I play this online game these days. It is a casual turn based game. Nothing heavy. It is a bit addicting. Occasionally I look to compare my progress against other players. There is a ratings board on the web site. But here is the problem. Every so often, I get a message stating that I visited the ratings board too often. Then I cannot see my rank. WTF?

This is a free game. So it is not like I am losing money. But this should not be that hard. There are around 1000 total players. At any given time, only 10 of them are online. How hard can it be to support a rankings page? Yeah they are probably querying a database, and sorting my character level and experience.

What? Are they running an Excel database LOL? I bet it is MySQL. And hello? Can you cache the data please? Performance problem solved. No charge. Time to take matters into my own hands. I hear the source code for the site is available. No need for me to whine. I should just implement the cache idea and demonstrate an elegant solution.
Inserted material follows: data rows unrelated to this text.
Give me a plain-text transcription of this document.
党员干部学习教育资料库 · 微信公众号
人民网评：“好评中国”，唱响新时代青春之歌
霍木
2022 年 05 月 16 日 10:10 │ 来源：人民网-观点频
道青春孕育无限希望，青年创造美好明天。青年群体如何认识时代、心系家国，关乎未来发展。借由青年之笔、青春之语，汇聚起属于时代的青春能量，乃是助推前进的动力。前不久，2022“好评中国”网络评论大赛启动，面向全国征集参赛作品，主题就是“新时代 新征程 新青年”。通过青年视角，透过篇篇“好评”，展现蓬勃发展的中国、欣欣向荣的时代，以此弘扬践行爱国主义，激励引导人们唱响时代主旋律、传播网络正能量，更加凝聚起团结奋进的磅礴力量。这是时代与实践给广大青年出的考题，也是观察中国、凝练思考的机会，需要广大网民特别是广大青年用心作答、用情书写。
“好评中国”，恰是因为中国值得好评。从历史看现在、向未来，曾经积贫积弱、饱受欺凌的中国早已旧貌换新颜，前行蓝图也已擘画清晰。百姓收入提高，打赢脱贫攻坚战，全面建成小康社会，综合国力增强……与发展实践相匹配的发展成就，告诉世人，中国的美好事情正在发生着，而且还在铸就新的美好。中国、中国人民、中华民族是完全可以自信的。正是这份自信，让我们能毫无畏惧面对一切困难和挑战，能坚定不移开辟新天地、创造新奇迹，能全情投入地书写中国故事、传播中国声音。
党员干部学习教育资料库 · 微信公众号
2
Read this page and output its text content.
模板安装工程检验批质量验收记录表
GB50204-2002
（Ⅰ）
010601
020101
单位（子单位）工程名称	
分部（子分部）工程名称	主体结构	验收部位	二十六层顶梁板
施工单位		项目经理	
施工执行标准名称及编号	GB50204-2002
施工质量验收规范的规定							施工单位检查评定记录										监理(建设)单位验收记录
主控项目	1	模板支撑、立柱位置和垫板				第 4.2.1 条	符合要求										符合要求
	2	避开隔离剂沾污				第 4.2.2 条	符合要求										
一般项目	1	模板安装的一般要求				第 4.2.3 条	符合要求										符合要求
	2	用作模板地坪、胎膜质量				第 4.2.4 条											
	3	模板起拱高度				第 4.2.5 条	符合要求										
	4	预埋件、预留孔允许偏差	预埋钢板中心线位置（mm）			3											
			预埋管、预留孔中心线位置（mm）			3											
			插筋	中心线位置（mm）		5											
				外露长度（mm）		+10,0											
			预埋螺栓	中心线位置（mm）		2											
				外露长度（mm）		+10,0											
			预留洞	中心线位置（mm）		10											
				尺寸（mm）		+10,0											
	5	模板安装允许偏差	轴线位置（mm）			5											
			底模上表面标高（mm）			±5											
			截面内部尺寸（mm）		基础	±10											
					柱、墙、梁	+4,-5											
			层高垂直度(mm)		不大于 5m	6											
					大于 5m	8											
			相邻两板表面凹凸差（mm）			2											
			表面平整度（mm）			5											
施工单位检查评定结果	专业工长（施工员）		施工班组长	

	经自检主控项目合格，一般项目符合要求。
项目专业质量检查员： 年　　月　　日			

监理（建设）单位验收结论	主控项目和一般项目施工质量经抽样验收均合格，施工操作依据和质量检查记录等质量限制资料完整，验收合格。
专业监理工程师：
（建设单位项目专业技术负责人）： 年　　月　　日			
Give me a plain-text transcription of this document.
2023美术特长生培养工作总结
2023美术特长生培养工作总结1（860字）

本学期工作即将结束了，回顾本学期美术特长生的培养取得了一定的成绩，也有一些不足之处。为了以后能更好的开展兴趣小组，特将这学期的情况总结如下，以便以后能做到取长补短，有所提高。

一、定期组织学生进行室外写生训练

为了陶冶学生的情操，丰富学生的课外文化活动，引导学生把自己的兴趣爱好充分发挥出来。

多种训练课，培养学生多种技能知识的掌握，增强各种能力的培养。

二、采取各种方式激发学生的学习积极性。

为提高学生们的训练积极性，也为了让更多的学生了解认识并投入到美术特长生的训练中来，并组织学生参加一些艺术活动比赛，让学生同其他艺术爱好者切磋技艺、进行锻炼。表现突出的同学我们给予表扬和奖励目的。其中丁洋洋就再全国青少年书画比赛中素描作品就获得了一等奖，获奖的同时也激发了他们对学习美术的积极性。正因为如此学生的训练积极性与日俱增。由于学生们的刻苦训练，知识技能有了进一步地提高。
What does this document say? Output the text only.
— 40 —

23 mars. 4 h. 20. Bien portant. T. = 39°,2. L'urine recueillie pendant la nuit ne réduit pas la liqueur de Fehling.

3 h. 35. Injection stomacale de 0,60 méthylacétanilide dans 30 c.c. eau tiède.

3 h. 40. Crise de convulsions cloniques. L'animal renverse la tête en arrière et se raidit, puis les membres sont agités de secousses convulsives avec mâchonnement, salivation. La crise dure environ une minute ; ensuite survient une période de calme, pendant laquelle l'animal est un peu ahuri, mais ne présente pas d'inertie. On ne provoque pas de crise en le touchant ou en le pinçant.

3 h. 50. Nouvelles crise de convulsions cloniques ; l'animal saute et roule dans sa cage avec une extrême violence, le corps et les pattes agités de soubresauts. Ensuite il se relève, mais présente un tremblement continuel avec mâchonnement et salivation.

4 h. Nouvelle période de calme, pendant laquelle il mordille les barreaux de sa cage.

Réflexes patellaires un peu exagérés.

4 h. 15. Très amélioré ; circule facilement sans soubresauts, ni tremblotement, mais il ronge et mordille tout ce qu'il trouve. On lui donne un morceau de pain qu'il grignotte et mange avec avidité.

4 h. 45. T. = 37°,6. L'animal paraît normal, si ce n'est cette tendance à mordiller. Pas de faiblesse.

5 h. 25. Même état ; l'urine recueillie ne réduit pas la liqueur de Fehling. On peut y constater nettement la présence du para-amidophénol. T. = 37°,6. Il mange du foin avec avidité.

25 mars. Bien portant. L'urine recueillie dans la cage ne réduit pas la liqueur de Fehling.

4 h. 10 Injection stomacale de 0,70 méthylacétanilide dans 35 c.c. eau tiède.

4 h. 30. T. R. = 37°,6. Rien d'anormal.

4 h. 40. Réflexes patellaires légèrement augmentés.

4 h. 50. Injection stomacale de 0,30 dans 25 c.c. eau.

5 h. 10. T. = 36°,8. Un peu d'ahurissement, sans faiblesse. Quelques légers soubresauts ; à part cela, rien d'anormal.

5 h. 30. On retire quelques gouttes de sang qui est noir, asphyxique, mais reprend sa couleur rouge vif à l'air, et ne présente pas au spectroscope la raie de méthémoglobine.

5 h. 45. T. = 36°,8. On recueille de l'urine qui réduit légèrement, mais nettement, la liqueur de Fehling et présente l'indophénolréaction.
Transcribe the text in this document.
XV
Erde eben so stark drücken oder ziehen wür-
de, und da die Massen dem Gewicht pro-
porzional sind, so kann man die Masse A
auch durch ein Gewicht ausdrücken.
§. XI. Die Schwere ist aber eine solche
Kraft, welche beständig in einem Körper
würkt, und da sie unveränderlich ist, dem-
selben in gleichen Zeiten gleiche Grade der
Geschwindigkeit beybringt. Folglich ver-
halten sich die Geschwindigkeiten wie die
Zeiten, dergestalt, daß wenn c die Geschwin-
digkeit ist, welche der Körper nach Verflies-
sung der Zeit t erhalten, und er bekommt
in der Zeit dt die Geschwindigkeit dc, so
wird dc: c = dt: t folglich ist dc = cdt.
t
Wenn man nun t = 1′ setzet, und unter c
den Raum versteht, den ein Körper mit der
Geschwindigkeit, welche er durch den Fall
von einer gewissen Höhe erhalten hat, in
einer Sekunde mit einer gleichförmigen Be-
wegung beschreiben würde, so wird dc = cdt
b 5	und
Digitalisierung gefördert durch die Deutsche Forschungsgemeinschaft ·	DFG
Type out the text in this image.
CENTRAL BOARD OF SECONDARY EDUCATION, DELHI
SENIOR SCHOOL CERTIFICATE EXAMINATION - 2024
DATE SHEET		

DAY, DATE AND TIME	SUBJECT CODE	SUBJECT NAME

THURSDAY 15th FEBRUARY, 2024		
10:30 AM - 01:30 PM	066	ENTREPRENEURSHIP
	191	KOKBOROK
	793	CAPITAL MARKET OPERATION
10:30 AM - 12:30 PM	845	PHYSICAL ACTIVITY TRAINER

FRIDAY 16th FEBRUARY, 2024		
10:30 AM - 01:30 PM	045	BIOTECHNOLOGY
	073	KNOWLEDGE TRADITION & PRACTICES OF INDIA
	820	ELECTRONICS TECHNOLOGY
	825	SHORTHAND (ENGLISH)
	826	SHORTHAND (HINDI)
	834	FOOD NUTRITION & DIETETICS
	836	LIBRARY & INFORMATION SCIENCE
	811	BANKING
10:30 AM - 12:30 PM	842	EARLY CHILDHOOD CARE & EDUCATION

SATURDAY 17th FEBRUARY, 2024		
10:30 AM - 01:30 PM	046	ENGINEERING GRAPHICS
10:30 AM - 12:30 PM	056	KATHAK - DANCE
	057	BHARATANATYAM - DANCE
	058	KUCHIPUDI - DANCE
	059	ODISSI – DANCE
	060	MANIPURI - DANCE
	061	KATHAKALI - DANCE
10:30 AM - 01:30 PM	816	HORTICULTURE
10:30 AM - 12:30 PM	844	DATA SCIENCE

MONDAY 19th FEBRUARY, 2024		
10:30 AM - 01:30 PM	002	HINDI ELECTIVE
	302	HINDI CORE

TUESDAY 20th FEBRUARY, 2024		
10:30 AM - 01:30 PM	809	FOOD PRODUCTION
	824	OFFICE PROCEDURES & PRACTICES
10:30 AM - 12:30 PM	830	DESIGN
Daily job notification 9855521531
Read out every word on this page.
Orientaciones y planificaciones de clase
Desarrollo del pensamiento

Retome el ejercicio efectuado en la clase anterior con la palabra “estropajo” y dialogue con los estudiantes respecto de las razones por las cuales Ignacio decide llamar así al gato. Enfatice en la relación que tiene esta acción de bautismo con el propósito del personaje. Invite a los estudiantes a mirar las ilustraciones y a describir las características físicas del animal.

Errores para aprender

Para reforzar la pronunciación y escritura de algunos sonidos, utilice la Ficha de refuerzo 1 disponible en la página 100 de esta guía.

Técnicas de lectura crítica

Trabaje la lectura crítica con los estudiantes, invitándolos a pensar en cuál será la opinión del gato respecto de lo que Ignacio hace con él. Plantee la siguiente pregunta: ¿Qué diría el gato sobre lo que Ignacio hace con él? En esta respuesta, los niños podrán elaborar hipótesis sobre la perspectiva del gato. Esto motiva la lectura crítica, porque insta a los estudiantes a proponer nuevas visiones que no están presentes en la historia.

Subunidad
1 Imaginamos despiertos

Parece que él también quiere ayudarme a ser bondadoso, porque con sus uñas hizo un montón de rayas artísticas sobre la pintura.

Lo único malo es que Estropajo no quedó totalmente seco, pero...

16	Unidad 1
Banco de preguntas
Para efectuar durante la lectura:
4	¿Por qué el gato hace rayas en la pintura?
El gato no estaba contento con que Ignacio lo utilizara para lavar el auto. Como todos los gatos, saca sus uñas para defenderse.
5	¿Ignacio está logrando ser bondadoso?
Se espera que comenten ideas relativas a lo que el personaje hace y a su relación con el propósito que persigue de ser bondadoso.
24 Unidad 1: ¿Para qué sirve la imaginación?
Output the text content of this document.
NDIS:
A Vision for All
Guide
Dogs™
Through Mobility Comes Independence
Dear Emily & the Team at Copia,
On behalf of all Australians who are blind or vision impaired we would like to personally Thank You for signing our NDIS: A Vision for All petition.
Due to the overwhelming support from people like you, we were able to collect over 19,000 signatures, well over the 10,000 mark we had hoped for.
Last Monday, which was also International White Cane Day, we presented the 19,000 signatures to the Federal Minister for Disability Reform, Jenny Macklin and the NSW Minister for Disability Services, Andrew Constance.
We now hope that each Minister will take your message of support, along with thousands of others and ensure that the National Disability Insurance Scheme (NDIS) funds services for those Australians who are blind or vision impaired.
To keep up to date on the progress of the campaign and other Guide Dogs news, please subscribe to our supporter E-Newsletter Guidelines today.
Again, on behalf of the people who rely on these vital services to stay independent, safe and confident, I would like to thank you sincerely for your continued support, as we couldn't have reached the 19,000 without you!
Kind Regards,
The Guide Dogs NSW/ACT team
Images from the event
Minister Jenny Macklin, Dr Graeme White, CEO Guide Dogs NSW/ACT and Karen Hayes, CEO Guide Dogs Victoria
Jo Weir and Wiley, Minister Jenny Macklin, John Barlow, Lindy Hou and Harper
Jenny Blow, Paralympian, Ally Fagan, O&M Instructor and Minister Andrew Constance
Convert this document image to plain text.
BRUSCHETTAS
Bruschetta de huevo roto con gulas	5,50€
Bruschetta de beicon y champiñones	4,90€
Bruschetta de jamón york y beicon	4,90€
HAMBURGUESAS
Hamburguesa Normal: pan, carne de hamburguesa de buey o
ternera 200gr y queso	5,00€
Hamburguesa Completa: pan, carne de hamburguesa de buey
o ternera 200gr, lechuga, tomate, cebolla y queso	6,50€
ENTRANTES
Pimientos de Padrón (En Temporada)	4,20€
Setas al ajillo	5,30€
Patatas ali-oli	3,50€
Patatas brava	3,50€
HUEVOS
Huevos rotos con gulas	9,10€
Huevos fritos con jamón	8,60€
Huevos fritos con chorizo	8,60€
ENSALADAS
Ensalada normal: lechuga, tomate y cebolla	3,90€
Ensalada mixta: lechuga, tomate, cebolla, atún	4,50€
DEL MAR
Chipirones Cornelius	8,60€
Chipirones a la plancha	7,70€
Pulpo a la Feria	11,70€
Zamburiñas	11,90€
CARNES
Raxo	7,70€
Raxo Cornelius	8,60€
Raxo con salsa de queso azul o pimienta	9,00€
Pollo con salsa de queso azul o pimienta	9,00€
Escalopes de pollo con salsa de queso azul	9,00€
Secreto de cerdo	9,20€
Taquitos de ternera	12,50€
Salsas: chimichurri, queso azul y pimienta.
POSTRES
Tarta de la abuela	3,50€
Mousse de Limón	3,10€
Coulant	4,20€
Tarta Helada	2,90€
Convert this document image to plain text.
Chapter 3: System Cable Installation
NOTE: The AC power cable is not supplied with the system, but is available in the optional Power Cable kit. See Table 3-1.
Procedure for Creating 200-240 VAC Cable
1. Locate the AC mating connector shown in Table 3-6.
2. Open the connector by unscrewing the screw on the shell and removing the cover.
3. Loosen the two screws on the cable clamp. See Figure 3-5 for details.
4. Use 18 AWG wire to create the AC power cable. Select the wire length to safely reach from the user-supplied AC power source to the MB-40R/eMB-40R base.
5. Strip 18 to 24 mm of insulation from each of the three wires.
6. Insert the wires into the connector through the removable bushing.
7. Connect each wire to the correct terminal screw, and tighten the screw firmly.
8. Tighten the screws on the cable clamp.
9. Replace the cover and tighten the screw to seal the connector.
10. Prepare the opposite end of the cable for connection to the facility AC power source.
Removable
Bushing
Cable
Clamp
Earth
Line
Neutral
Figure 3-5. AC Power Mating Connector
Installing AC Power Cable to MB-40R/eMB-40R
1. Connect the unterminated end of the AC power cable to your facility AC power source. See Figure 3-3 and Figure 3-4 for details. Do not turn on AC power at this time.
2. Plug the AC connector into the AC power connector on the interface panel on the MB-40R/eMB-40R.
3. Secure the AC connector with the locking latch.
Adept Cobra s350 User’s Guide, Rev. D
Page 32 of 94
My first step was to get a snapshot of all the ratings screens. Next I am going to code up a parser to grab the raw data out of the HTML. Then I think I will import this stuff into my own database. Might not even need to do the caching if I tune the SQL correctly. For now I may just use a free Oracle database. I could just as easily use MySQL. I think I already have an instance running on my machine right now.

This is going fun. In the end, might even need to host the game on my own site. Pwned.